Failed CEO compensation is off-target.
Last week the Target Corporation announced it would be closing all
133 stores in Canada, laying off 17,600 employees in the process. Many thought the expansion was too much, too fast:
But problems cropped up almost immediately when it opened more than 100 stores in the first year of its Canadian expansion. Shoppers complained of shortages of basic goods and complained that prices were too high. They also didn't find the brands that they'd seen and liked in U.S. stores. As a result, Target racked up losses as high as a billion dollars a year.
"We missed the mark from the beginning by taking on too much too fast," Cornell said on the Target blog.

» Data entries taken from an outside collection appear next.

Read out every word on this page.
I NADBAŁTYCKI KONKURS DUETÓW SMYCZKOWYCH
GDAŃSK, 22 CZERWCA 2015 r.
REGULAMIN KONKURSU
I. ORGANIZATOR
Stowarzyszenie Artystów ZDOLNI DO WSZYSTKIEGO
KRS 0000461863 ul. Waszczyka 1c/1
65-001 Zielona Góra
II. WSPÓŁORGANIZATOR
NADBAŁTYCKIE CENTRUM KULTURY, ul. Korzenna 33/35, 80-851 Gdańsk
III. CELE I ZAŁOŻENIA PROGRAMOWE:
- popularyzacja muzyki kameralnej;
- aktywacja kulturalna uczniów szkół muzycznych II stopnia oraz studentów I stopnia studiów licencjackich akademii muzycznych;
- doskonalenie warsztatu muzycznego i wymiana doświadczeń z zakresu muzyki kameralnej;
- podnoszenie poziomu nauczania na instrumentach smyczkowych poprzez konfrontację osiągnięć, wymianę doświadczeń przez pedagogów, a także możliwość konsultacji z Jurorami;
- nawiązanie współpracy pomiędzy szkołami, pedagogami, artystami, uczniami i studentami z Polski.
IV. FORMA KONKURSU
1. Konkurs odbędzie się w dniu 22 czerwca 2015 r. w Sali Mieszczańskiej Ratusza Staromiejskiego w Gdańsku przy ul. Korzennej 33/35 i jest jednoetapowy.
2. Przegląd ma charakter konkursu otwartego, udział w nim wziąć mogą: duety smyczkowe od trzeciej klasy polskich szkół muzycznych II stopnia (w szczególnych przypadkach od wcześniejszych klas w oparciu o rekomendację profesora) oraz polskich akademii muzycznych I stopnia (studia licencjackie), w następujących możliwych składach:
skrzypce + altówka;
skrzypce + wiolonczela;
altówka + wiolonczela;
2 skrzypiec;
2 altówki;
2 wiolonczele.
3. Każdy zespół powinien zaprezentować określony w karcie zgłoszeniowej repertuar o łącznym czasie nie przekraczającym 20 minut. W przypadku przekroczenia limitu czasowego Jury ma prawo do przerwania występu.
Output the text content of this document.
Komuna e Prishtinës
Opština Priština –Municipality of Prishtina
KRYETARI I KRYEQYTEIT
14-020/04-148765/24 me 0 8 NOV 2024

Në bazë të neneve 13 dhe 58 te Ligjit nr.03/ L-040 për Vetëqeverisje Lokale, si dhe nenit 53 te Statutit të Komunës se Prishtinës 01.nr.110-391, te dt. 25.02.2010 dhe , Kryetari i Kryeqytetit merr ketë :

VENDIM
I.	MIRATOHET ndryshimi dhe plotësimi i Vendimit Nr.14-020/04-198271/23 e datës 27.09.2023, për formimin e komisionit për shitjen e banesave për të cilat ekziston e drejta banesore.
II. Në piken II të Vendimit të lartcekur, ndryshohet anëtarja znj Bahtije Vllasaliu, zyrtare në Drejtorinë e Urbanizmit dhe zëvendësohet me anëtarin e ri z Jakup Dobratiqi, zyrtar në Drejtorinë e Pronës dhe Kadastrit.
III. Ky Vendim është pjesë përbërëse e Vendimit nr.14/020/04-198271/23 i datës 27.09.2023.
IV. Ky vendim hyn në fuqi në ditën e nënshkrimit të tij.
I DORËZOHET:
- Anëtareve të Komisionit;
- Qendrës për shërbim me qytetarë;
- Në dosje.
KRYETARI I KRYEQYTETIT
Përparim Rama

As a result of the failed Canadian experiment and a massive data breach, then CEO
Gregg Steinhafel was fired.
Now we learn the compensation package for the 17,600 laid off employees is roughly equal to the golden parachute package given to failed CEO Gregg Steinhafel. This is everything wrong with corporate America today:
Target’s "employee trust" package for its Canadian workers, announced last week, amounts to $70 million ($56 million US). It’s designed to provide each worker with 16 weeks of pay.
Depending on who’s doing the calculation, the golden handshake handed to ex-CEO Gregg Steinhafel last May is in roughly in the same ballpark.
Fortune Magazine put the value of his total "walk-away" package, including stock options and other benefits, at $61 million US, including severance of $15.9 million.
When we talk about income inequality, this should be a textbook example.